My daughter hates school. She hates the lights in her classroom and that her teacher smiles when telling people off. She hates the fact that the teachers don’t explain things in a way she understands, and she gets frustrated she keeps forgetting stuff. She hates the morning rush and having t go breakfast club so early because I need to go to work. She hates that she doesn’t always get the school dinner she liked, and she hates the fact that she has to wear her hair up because some day’s it makes her headache.
She hates shopping. The noise, the lights, the people. She hates that we have to que up and that its so busy.
She hats plans. In the holidays I plan all these things…. she hates it. She sometimes likes it once we get three…. but she always says that we shouldn’t plan everything.
She hates me being busy all the time. She often says that she has not seen me sit down or watch TV.
And all of a sudden, these things have all stopped. Not like the summer holidays, as we would be out and about. Just …stopped.
My daughter struggles in many ways. But her biggest obstacle in life is …. the doing. The having to be places and doing things. Having to go to school and having to learn a certain way. She was doing her online lessons last week whilst doing a handstand on the sofa.
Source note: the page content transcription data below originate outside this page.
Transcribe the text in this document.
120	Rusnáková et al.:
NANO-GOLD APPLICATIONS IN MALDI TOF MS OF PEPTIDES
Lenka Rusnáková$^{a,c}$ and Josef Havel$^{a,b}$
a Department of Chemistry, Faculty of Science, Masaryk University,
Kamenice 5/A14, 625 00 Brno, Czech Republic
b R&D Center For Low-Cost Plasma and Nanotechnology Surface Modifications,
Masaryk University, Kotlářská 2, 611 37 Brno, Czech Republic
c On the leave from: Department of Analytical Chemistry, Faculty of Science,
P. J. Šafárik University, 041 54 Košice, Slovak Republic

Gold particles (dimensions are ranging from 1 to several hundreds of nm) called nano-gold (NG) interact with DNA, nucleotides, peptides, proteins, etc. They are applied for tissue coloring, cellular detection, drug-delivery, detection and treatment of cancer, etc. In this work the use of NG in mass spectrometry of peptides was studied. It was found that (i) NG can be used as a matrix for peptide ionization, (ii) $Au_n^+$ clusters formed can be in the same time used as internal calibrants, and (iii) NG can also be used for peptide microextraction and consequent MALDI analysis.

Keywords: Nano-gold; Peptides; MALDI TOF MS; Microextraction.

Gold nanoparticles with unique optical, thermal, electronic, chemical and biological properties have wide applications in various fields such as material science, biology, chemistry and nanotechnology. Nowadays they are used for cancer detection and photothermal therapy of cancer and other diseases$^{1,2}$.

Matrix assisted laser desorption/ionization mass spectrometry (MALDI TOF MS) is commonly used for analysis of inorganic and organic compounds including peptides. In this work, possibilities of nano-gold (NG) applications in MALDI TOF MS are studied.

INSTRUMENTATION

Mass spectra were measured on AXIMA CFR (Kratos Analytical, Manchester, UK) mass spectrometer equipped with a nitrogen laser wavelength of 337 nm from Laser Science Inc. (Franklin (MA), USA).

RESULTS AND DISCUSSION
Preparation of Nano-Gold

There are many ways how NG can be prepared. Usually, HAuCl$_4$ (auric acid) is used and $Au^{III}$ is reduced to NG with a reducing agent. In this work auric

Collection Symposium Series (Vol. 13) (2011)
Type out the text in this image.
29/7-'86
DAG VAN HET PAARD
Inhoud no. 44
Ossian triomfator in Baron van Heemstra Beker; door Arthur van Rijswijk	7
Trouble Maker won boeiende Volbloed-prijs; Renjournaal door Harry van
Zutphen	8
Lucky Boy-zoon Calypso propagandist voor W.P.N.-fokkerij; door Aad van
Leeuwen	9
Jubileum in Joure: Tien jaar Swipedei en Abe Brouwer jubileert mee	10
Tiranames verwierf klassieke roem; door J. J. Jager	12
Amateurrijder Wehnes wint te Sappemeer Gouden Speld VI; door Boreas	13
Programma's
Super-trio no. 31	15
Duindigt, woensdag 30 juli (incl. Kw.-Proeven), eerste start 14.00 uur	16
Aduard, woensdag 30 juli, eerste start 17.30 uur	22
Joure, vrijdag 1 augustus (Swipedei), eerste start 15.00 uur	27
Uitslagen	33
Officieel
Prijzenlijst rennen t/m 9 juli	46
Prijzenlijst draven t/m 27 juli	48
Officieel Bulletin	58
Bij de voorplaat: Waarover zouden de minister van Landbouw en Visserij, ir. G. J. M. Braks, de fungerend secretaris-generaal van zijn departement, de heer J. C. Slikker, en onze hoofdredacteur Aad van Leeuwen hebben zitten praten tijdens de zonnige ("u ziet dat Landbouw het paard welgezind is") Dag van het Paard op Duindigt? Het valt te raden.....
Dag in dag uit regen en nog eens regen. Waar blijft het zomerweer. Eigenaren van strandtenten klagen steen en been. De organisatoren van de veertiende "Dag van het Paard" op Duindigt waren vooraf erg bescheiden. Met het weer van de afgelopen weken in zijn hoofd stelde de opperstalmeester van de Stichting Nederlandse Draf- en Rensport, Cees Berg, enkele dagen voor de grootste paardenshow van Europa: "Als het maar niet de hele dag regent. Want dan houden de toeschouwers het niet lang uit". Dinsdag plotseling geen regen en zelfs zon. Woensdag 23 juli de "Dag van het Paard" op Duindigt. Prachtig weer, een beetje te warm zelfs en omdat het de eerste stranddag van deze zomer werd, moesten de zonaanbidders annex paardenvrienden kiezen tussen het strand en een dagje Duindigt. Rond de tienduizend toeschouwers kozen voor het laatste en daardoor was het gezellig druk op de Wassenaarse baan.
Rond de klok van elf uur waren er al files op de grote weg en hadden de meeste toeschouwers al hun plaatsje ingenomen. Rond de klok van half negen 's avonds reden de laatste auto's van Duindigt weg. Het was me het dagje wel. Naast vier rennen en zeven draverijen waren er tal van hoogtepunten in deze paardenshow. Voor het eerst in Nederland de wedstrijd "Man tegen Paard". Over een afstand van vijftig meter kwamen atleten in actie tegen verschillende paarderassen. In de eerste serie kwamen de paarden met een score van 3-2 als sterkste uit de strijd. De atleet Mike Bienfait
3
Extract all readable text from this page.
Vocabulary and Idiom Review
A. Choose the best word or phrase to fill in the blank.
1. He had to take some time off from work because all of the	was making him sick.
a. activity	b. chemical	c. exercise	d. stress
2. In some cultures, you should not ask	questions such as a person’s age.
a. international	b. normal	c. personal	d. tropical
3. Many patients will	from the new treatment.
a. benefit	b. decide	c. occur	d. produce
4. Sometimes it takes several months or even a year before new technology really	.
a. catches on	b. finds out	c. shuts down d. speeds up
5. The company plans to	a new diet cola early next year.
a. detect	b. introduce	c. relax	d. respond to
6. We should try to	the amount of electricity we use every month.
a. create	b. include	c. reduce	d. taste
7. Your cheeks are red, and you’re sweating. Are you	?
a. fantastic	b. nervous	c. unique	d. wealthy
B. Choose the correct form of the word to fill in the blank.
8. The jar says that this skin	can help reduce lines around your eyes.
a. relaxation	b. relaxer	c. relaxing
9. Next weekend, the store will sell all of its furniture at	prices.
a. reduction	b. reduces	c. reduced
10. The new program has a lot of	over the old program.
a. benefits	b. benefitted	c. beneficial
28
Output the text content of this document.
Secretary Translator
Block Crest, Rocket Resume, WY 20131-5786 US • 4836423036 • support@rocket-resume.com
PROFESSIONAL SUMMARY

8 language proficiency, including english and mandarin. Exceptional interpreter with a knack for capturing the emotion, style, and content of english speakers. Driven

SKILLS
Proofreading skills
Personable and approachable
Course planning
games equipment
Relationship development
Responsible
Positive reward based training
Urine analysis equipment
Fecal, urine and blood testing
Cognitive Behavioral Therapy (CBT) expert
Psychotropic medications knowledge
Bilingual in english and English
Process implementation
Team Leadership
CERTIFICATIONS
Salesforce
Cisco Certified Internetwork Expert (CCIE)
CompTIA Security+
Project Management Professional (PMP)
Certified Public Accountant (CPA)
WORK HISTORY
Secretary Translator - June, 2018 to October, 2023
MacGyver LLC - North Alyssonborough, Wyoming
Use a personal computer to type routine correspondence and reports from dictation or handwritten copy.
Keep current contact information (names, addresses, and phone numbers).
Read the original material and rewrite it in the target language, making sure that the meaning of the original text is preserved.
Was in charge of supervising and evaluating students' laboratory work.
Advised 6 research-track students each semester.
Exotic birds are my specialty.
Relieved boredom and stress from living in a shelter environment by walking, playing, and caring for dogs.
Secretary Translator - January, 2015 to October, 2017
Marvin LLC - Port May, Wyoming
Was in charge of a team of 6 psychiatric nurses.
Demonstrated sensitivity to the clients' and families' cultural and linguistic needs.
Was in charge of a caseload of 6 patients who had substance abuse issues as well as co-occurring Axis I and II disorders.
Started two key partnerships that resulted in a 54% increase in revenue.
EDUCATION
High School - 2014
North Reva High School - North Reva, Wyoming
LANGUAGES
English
She has found a way to cope. She is not asking to go out on her bike and when I suggest we do so sometimes she will say yes and sometimes no. She is not asking when this will be over. She is not asking “What next”.
She is just living in the moment and asking questions when she needs to. She is taking each day as it comes and nothing more.
She will return to school eventually. She will have to go shopping and plans will be made that she might not like. But right now…. she is getting a break from life. A recharge. And its doing her the world of good.
When the lock down was announced I made all the plans to teach her…. funny…. because she is the one doing the teaching.
We will get through this; she will get through this. I will get through this.
Also…. I am not a SEN teacher…. but I am a SEN parents….and that will do.